Toward midday he generally feels a little better. He gets up and walks around the room obsessively putting everything in its right place. He folds up my clothes, which are draped over the back of a chair. Puts the cards away in their box. Pounces on a piece of paper. Removes the empty glasses from the room and leaves them on the bench in the hallway. Takes great pains to get the blanket perfectly straight, as though this were a base for new recruits. Scolds me for leaving my comb lying on the table.
At midday I feed him mashed potatoes or rice pudding. I make him drink a glass of carrot juice. Then I go down and work for an hour or two in the kitchen or one of the storerooms, taking down with me the dirty dishes from the bench in the hall
way and the accumulated dirty laundry. And he starts on his daily walk between the wall and the door, tapping with his stick, always following the same route, like a caged animal. Until four or five o’clock, the beginning of twilight, when he gropes his way with his stick downstairs to the kitchen. Boaz has made a kind of day bed for him, a sort of cat’s cradle on a framework of eucalyptus branches. He huddles in this, close to the fire, wrapped in three blankets, silently watching the girls preparing dinner.
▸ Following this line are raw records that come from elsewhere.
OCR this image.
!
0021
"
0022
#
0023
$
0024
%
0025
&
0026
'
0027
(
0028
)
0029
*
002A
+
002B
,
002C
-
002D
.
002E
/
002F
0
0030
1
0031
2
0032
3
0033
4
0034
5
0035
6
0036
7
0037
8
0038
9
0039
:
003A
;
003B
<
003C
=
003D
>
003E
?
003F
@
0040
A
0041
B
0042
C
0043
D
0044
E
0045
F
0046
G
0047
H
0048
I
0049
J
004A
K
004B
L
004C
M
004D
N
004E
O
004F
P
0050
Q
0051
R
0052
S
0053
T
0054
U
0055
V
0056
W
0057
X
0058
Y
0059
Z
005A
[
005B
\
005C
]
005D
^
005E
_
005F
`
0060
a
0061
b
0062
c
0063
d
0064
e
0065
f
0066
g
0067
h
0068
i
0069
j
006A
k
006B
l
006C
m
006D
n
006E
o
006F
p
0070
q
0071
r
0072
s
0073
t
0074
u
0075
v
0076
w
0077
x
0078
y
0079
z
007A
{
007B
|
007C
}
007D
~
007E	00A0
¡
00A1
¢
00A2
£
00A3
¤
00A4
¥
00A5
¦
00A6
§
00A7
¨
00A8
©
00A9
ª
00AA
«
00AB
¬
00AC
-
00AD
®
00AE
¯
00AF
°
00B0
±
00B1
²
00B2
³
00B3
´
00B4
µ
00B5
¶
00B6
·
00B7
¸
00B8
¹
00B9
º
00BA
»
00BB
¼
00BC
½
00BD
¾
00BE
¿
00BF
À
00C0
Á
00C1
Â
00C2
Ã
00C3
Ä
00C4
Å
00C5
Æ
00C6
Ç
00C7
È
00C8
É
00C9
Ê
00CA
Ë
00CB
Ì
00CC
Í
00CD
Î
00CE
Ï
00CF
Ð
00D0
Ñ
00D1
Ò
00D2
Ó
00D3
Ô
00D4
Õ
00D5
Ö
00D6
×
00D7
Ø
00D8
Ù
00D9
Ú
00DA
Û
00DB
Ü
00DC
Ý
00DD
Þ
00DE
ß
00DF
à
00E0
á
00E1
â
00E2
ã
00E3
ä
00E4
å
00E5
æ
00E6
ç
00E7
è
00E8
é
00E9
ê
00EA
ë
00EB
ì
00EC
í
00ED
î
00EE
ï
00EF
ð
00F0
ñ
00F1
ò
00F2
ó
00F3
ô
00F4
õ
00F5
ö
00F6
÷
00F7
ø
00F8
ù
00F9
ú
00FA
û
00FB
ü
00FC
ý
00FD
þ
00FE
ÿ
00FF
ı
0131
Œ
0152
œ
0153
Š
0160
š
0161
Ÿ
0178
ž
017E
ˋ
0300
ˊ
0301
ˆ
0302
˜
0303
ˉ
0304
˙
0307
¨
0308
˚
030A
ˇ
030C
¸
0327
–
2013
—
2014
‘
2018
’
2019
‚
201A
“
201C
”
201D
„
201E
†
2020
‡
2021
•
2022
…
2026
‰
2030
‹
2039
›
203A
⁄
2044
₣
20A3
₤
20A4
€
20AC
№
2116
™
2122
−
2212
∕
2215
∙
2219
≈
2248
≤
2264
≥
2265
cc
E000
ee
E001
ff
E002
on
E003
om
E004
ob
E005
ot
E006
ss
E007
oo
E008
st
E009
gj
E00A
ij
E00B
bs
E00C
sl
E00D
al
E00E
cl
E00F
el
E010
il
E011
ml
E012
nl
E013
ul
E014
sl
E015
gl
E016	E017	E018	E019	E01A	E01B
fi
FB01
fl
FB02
Or Boaz studying grammar. Sometimes he dozes off in his cradle and sleeps painlessly on his back with his thumb in his mouth, his face at peace, his breathing slow and regular. This is the easiest time for him. When he wakes up it is pitch dark outside and the kitchen is lit by yellow electricity and the log fire in the grate. I feed him. I give him his pills with a glass of water. Then he sits in his cradle, resting on a heap of cushions that Boaz has made from sacks stuffed with seaweed, listening to the guitar until close to midnight. One by one, or in pairs, they get up, say good night to him politely from a distance, and leave the room. Boaz bends over him, picks him up carefully in his arms, and carries him silently upstairs to our attic room. Softly he lays him down on the bed and goes out and closes the door.